I don’t see flying to Paris. I see driving to Kentucky. And you are peeing in a bag in the car, because you’re too afraid to go to the bathroom. Yes, you pee in the bag, and then he pees in the bag, and on and on until … Kentucky!

That’s a much-better-crafted mix of horror and comedy than reality has been serving up lately.

Weekend Update

The cold open gets all the attention, but there are two recurring segments in which SNL takes on current events, and as the cold opens have gotten less and less watchable, Colin Jost and Michael Che’s Weekend Update has unexpectedly improved. It turns out that when things get really fucked up, a string of unrelated jokes can plumb the depths more efficiently than a sketch, since they can get dark without staying there. And things are so fucked up at the moment, one of the things Weekend Update can do is remind us that it’s fucked up in so many ways we don’t even have the bandwidth to keep track of them all. For instance, this throwaway observation from Colin Jost is a sign of our ongoing collapse that I’d forgotten about completely:

Obama’s presidency seems so long ago it’s easy to forget he’s 15 years younger than either of the current candidates. You know who else is younger than the current candidates? The guys we elected in the years 2000 and 1992.

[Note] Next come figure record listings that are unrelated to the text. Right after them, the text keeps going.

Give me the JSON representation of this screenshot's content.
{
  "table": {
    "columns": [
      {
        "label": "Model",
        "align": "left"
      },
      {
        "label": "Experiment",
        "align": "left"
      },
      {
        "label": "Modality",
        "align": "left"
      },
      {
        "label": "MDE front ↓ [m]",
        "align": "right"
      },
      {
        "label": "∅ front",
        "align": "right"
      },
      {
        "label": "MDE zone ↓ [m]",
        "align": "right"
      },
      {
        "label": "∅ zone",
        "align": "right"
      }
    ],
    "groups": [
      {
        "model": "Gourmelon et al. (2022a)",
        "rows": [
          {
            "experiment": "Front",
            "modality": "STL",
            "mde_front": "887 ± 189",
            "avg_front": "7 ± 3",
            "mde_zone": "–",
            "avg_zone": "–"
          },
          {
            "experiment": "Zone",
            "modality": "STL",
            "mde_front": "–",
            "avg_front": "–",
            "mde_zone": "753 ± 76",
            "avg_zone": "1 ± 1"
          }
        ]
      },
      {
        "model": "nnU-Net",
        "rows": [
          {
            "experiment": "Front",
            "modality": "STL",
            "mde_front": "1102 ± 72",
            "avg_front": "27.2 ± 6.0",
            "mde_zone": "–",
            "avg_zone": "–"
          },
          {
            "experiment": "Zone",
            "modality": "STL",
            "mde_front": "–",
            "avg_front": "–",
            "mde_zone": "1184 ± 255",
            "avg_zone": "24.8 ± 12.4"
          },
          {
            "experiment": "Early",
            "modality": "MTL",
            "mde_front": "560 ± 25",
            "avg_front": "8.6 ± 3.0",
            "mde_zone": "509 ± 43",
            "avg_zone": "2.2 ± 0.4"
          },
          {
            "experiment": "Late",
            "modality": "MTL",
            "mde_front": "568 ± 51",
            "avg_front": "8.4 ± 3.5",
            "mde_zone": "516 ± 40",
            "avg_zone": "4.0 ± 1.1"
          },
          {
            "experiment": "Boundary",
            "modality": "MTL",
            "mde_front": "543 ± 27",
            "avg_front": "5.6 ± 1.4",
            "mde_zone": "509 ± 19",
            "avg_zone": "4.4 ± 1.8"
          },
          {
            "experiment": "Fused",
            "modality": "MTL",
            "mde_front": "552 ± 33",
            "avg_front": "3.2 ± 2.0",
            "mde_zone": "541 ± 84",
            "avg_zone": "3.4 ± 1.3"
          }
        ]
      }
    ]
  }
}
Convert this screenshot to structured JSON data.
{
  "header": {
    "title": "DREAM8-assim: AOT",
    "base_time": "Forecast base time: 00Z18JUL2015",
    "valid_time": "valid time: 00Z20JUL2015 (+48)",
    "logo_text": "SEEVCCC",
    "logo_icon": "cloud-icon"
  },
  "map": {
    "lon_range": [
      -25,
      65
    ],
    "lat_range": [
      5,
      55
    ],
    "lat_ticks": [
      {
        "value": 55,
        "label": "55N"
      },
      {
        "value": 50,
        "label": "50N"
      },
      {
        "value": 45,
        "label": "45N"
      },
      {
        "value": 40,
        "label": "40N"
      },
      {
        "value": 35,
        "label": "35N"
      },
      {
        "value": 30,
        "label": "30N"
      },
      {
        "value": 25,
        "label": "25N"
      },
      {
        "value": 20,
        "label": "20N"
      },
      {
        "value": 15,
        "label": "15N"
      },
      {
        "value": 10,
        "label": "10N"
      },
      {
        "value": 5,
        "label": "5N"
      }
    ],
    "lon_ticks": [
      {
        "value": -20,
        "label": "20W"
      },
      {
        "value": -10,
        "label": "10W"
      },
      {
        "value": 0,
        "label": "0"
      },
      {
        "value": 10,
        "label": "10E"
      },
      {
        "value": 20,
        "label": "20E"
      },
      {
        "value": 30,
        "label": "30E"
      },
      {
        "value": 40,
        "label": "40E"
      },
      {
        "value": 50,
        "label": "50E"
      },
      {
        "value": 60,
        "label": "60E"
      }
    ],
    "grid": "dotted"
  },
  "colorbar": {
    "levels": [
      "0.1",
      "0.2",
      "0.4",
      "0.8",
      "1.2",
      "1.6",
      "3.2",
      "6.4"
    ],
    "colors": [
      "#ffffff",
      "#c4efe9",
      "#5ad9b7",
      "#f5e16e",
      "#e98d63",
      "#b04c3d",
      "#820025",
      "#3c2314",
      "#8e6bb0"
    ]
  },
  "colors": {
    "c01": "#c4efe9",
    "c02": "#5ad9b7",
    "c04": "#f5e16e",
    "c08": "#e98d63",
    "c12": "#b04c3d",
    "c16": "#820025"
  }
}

Che is the one cast member who consistently gets to be mad about all the blood on the president’s hands, and this week’s episode, in which he gets a tear in his eye when he recalls how disappointed he was when it became clear the president would survive COVID-19, is as close as a network comedy show is likely to get to having its finger on the nation’s pulse oximeter. Plus, his joke about Cajun-style turkey at Popeyes is perfect.

The Village People

This is two sketches in one, but only one of them is any good. Part of it is a parody of “Y.M.C.A.” with lyrics about Donald Trump, written with only occasional nods to the original song’s scansion and rhyme, and that part is terrible. But any time Kenan Thompson tries to convince someone else of his innocence, it’s worth watching, so the part where he steers the song into the rocks and tries to defend himself with confident nonsense like “Everything is legal if you sing it in a song” is exquisite.

The Bad

Election Ad

It is not hard to imagine what we’d all talk about without Donald Trump sucking all the oxygen out of the room. There are still going to be books and movies and music and sports and mathematics and sunny days and whatever else it is you personally enjoyed thinking and talking about before 2016. Hell, there might even still be Saturday Night Live! I won’t be able to watch it, however, because I shot out my television screen as soon as the people in this sketch started talking about the downsides of removing Donald Trump from power.

The Ugly

Africa Tourism

Back in 2013, Saturday Night Live caused a minor uproar with a fake Rosetta Stone ad about sex tourism in Thailand. This is that, except worse, because that was seven years ago and at least Thailand is a country instead of an entire continent. What the fuck.

Those are this week’s most notable sketches, good, bad, and ugly. Next week is the last episode before the presidential election, but also John Mulaney is hosting, so expect a structural battle royale between Mulaney’s incredible (but not very political) comedic talent and the show’s sense of its own importance. Maybe tune in after the cold open.